Si tratta di un atteggiamento indiscutibilmente eroico e straordinario, che non trova pari in altre pedagogie sull'amore, perché invita ciascuno di noi a prescindere dalle umane debolezze, a considerare le cattiverie altrui fondamentalmente come bisogni e necessità e a recare agli alti ciò che è proprio di Dio. Amare i propri nemici con questa peculiare intensità infatti è proprio di Gesù in quanto Questi è vero Dio e vero uomo, Verbo fatto carne che palesa già fin d'ora il suo amore incondizionato verso coloro che lo perseguitano e successivamente perdonerà a coloro che lo oltraggeranno e finalmente lo metteranno in croce. Anzi, il patibolo stesso sarà l'elemento portante dell'amore riconciliante con tutti i nemici. Come diceva anche Giovanni Paolo II, occorre sentirsi perdonati per essere in grado di perdonare ma questa consapevolezza ci deriva da Dio stesso che per primo ci ha amati e riconciliati con sé e nella misura in cui comprendiamo di essere stati accolti così come siamo, nei nostri limiti, imperfezioni e debolezze, nella misura in cui comprendiamo che il perdono di Dio è sempre immeritato, così saremo capaci di perdonare coloro che ci perseguitano e non solo, anche di amarli così come sono.

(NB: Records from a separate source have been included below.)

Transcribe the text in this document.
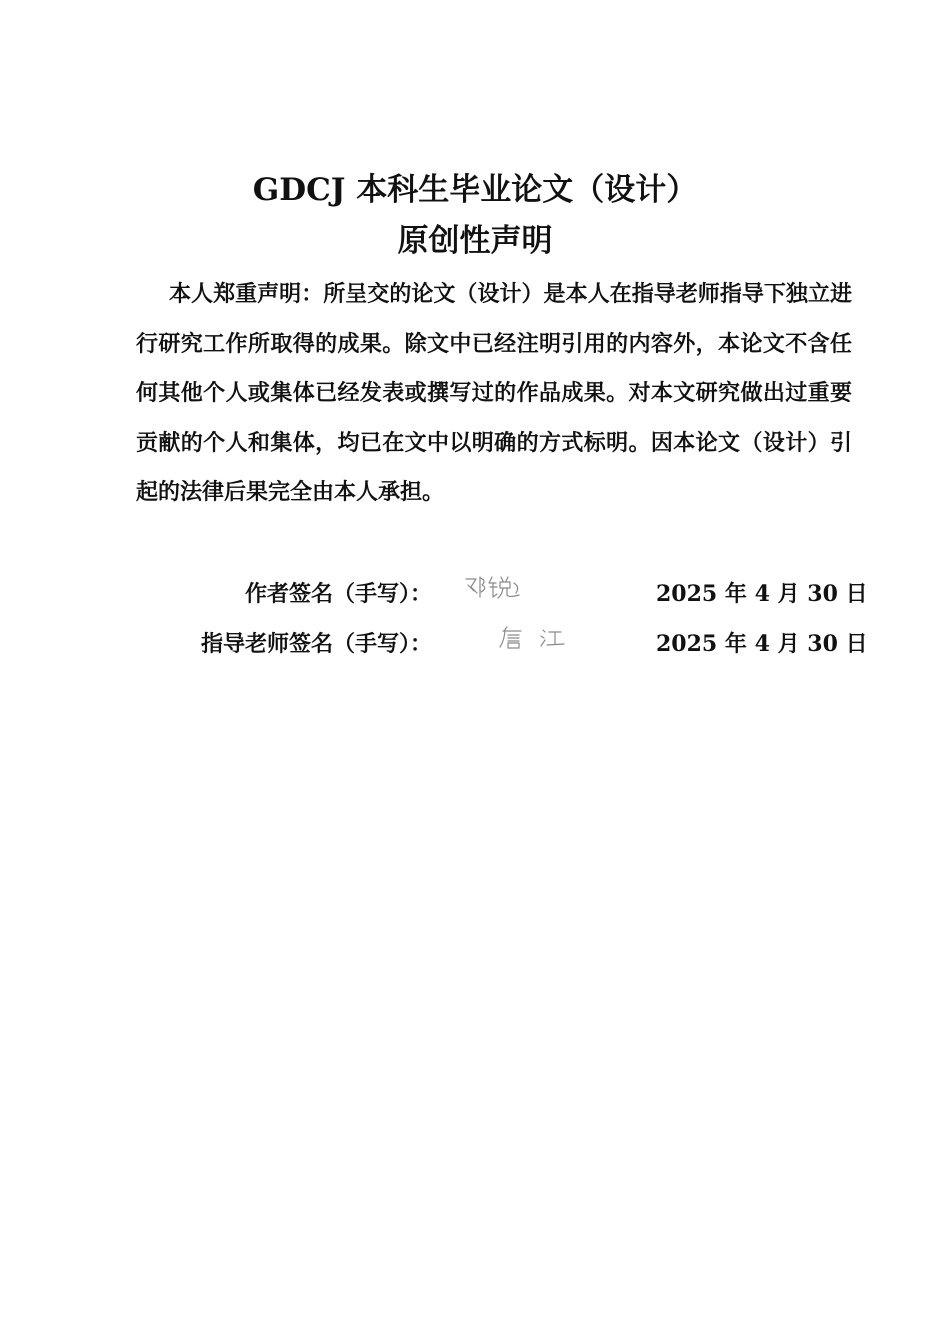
GDCJ 本科生毕业论文（设计）
原创性声明

本人郑重声明：所呈交的论文（设计）是本人在指导老师指导下独立进行研究工作所取得的成果。除文中已经注明引用的内容外，本论文不含任何其他个人或集体已经发表或撰写过的作品成果。对本文研究做出过重要贡献的个人和集体，均已在文中以明确的方式标明。因本论文（设计）引起的法律后果完全由本人承担。

作者签名（手写）：	2025 年 4 月 30 日
指导老师签名（手写）：	2025 年 4 月 30 日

Replicare alla violenza con altrettanta violenza, corrispondere all'odio altrettanto odio e fomentare ritorsioni e inimicizie apporterà squilibrio interiore, insoddisfazione e indicibile sofferenza lesiva per noi stessi; per dirla con Confucio: “Chi non perdona agli altri, abbatte il ponte sul quale dovrebbe passare lui stesso. Rinunciare alle proprie vendette e astenerci dalle cattiverie verso gli altri vincendo il male facendo il bene guadagna sempre la ricompensa di Dio e intanto la serenità in noi stessi che è necessaria per vedere negli altri coloro che hanno i nostri stessi diritti.